Cuando la mente no se tambalea, el mundo se ve correctamente
Cuando la mente no se tambalea de un lado a otro, podemos ver correctamente la belleza del mundo. Cuando la mente se agita, incluso el mismo mundo despierta primero queja, comparación, discriminación y apego. Pero cuando la mente está firme, la vida tal como es empieza a verse de nuevo.
Seung Sahn Sunim enseñó en este espíritu: cuando la mente no se tambalea de un lado a otro, llegamos a ver la belleza de este mundo y comprendemos que este mundo ya es verdad.
Esto no significa que la verdad exista solo en algún lugar especial. Significa que las montañas y el agua, las flores y el viento, e incluso una palabra o una acción ordinaria de la vida diaria, se revelan como lugar del Dharma cuando la mente está clara e inmóvil.
En el budismo Seon, el despertar a veces se revela mediante palabras muy ordinarias e inesperadas. Cuando se pregunta: "¿Qué es Buda?", un maestro Seon puede responder señalando un objeto común justo delante de los ojos. Esta enseñanza muestra que Buda no es un objeto especial y lejano, sino que puede revelarse en el lugar tal como es, ahora mismo.
Pero mantener una mente inmóvil en la vida diaria no es fácil. Cuando alguien nos critica, cuando algo no sale como queremos o cuando los cambios del mundo sacuden la mente, fácilmente somos arrastrados por la emoción. Es natural que las emociones surjan, pero la práctica consiste en no dejar que nuestras palabras y acciones sean arrastradas por ellas.
Los pensamientos surgen y desaparecen. Las emociones también surgen y desaparecen. Si seguimos siendo arrastrados por ese flujo, la mente se tambalea; pero cuando lo advertimos y mantenemos el centro, el mundo aparece poco a poco de otra manera.

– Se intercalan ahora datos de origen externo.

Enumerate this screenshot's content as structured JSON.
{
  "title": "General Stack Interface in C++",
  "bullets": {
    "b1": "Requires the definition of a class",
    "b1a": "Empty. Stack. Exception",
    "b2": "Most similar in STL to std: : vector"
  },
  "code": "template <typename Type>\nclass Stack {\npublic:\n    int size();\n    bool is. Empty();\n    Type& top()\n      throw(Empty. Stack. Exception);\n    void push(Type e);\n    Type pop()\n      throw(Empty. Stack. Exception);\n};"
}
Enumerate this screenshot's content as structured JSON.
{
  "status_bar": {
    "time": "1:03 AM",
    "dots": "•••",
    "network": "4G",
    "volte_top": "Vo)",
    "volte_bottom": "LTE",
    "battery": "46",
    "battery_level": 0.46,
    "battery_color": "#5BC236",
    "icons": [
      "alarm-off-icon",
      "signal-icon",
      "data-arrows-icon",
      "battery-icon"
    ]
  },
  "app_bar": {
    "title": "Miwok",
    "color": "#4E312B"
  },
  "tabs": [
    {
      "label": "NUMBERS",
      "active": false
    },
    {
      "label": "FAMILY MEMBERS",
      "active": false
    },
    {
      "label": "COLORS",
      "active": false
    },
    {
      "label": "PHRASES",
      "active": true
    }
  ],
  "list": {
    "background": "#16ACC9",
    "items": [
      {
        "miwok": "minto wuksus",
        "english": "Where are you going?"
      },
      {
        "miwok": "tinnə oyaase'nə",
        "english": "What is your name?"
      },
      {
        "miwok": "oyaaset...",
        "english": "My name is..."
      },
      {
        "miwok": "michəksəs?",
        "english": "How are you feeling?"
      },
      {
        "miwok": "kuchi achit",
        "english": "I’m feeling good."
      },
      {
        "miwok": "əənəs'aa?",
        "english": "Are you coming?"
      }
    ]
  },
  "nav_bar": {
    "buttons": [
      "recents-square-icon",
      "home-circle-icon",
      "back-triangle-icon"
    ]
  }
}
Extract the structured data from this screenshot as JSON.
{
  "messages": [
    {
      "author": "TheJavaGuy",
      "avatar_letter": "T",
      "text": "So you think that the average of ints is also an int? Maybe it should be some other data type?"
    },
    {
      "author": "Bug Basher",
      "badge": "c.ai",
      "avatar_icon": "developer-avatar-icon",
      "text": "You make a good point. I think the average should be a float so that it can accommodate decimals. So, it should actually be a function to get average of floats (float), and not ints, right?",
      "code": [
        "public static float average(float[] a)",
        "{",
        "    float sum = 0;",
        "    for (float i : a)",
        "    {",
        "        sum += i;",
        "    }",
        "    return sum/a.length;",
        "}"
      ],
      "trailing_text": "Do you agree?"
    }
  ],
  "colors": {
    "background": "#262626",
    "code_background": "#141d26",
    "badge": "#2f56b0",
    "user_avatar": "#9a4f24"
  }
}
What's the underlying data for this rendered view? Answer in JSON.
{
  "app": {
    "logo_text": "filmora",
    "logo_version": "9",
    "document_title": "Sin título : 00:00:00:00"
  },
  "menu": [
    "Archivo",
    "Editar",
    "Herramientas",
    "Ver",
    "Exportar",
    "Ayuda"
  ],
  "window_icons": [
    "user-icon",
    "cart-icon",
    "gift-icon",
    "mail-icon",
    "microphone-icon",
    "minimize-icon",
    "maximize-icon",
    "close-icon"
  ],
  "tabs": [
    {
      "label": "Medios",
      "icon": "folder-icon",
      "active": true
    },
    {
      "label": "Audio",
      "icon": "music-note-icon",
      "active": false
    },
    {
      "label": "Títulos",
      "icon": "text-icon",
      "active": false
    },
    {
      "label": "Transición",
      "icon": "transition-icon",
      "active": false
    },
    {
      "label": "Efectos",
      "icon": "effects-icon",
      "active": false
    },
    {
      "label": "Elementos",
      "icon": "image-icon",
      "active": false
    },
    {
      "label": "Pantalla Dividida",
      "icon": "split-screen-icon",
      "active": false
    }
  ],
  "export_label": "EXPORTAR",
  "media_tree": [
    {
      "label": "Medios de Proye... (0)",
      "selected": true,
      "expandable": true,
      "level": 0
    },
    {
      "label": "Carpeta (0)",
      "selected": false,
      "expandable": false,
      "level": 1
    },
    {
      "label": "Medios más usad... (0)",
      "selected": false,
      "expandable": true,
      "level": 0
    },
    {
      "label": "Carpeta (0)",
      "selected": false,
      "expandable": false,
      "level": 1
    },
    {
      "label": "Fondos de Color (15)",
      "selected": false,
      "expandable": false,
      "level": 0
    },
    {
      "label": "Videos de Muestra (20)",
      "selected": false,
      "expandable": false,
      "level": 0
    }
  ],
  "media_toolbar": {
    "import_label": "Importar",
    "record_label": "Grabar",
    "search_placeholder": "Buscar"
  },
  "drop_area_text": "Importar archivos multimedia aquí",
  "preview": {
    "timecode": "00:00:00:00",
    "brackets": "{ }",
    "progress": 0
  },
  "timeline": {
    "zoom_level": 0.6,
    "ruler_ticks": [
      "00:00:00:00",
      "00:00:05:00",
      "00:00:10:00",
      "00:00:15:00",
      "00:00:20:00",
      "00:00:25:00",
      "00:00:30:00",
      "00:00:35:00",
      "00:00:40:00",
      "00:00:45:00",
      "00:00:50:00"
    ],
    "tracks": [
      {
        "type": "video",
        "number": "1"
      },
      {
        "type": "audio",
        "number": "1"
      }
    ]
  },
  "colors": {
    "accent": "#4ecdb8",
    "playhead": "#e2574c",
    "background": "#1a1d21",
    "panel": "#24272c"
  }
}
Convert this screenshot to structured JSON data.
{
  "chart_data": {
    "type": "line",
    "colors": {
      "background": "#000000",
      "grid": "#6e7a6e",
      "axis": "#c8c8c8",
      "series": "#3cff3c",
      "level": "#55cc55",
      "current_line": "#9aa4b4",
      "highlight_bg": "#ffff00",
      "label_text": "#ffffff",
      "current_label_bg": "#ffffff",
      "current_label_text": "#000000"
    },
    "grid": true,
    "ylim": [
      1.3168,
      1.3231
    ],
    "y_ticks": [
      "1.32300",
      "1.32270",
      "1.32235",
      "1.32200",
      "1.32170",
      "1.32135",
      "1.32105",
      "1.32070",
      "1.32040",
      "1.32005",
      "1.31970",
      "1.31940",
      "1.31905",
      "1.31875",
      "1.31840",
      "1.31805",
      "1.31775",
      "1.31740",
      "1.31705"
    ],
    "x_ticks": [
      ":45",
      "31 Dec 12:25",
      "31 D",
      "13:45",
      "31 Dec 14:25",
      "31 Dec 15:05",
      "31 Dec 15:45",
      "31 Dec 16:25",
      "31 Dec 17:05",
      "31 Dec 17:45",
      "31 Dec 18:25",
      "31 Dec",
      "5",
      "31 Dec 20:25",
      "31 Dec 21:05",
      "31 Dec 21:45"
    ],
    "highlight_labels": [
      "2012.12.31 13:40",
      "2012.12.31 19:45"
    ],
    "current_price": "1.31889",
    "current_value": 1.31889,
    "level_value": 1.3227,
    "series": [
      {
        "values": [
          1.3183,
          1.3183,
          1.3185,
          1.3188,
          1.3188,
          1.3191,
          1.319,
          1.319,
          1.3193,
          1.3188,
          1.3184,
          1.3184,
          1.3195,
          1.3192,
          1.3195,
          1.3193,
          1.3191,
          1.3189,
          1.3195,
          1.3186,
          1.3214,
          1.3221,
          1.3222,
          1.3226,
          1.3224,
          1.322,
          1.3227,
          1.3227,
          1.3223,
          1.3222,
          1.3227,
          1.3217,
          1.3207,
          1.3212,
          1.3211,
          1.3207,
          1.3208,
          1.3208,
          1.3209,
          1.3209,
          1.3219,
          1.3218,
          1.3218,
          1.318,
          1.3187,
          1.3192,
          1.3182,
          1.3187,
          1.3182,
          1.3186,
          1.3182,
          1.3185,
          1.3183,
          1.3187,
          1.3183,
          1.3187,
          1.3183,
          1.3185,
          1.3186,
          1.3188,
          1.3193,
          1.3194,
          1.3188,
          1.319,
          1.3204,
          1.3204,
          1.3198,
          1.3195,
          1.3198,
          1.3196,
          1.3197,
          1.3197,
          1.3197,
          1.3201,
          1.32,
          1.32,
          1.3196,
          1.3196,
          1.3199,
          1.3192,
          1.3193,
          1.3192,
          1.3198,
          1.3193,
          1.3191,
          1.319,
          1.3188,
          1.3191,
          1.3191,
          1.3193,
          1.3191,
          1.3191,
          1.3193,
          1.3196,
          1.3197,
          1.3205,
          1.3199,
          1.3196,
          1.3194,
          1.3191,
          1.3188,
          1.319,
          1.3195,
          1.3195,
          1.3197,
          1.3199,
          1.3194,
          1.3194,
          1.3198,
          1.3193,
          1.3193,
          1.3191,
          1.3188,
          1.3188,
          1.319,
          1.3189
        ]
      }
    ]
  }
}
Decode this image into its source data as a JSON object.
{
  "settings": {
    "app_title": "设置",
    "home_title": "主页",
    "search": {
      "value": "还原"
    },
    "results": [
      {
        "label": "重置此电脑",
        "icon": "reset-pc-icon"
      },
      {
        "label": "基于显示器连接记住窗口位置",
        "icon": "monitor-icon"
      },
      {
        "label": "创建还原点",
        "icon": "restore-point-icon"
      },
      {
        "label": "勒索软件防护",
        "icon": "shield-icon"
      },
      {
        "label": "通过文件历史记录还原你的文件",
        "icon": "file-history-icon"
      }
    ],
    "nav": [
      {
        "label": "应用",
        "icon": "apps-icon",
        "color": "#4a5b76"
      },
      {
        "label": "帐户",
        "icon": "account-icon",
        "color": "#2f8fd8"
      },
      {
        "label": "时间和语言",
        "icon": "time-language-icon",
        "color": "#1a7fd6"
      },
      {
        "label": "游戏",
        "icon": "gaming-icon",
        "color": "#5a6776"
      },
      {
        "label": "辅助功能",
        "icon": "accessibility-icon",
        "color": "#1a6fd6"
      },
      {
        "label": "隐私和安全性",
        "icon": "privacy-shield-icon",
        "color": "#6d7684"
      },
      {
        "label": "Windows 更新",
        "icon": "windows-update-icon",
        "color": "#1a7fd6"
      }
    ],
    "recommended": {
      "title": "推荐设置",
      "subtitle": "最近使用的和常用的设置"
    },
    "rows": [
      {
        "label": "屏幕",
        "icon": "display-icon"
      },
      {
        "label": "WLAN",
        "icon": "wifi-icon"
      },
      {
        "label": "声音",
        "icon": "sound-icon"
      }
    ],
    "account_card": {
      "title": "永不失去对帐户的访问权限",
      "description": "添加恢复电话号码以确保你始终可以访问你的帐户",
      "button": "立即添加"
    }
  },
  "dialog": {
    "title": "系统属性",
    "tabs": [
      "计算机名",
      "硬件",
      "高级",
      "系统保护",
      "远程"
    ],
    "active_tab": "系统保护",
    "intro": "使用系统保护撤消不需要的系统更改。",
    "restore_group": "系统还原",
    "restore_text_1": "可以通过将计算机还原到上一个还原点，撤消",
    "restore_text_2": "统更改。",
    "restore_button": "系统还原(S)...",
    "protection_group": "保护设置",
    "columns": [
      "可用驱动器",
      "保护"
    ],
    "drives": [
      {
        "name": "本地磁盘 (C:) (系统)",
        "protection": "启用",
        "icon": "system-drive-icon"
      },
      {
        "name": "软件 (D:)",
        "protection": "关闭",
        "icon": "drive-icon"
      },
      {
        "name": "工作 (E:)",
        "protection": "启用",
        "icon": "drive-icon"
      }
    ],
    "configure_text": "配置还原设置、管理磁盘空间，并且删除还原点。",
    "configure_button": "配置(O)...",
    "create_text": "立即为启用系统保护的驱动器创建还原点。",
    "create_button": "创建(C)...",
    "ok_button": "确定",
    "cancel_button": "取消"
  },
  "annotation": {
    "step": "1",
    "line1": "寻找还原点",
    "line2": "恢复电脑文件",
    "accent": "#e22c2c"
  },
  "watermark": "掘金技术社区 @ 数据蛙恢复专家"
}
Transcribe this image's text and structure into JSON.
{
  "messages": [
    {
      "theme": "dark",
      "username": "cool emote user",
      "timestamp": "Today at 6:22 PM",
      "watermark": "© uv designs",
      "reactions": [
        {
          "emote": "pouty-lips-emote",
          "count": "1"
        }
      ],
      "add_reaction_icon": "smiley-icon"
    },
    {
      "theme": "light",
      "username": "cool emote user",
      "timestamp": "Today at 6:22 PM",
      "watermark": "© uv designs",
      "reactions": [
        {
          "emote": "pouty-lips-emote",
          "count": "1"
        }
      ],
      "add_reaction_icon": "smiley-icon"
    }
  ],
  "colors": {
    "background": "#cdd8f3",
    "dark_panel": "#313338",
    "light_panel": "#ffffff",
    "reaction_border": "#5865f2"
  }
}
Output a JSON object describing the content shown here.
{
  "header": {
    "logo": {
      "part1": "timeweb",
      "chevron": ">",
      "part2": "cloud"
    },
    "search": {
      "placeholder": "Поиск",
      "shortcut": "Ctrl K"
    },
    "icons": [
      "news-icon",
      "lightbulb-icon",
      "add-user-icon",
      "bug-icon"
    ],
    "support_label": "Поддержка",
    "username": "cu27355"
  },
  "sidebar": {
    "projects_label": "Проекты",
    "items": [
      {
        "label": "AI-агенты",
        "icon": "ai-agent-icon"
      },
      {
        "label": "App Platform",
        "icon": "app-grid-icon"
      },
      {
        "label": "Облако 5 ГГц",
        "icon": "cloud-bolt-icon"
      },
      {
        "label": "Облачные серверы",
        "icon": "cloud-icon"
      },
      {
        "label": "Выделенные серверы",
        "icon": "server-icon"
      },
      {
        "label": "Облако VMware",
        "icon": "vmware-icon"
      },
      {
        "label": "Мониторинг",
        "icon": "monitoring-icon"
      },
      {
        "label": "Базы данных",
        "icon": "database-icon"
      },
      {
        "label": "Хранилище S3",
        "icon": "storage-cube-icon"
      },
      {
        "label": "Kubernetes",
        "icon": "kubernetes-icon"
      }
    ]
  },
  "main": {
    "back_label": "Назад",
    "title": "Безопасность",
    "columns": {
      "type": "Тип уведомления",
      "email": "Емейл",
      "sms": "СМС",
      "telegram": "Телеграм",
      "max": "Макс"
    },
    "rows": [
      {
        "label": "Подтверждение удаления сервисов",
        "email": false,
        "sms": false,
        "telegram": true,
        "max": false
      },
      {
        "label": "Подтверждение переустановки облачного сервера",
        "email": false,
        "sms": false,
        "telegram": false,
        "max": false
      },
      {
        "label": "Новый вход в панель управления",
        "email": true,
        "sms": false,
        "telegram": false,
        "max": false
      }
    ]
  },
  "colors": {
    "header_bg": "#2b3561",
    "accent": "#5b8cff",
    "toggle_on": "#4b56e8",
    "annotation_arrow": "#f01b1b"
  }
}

Que hoy, en lugar de culpar a la mente que se tambalea, podamos advertir ese movimiento, no dejarnos arrastrar por pensamientos y emociones, y ver la verdad dentro de la vida tal como es.
Cuando la mente se tambalea, el mundo también parece tambalearse; cuando la mente está tranquila, todo en la vida diaria aparece como Dharma. Los pensamientos y emociones surgen, pero no ser arrastrados por ellos es práctica. Que hoy advirtamos el tambaleo y vivamos manteniendo el centro.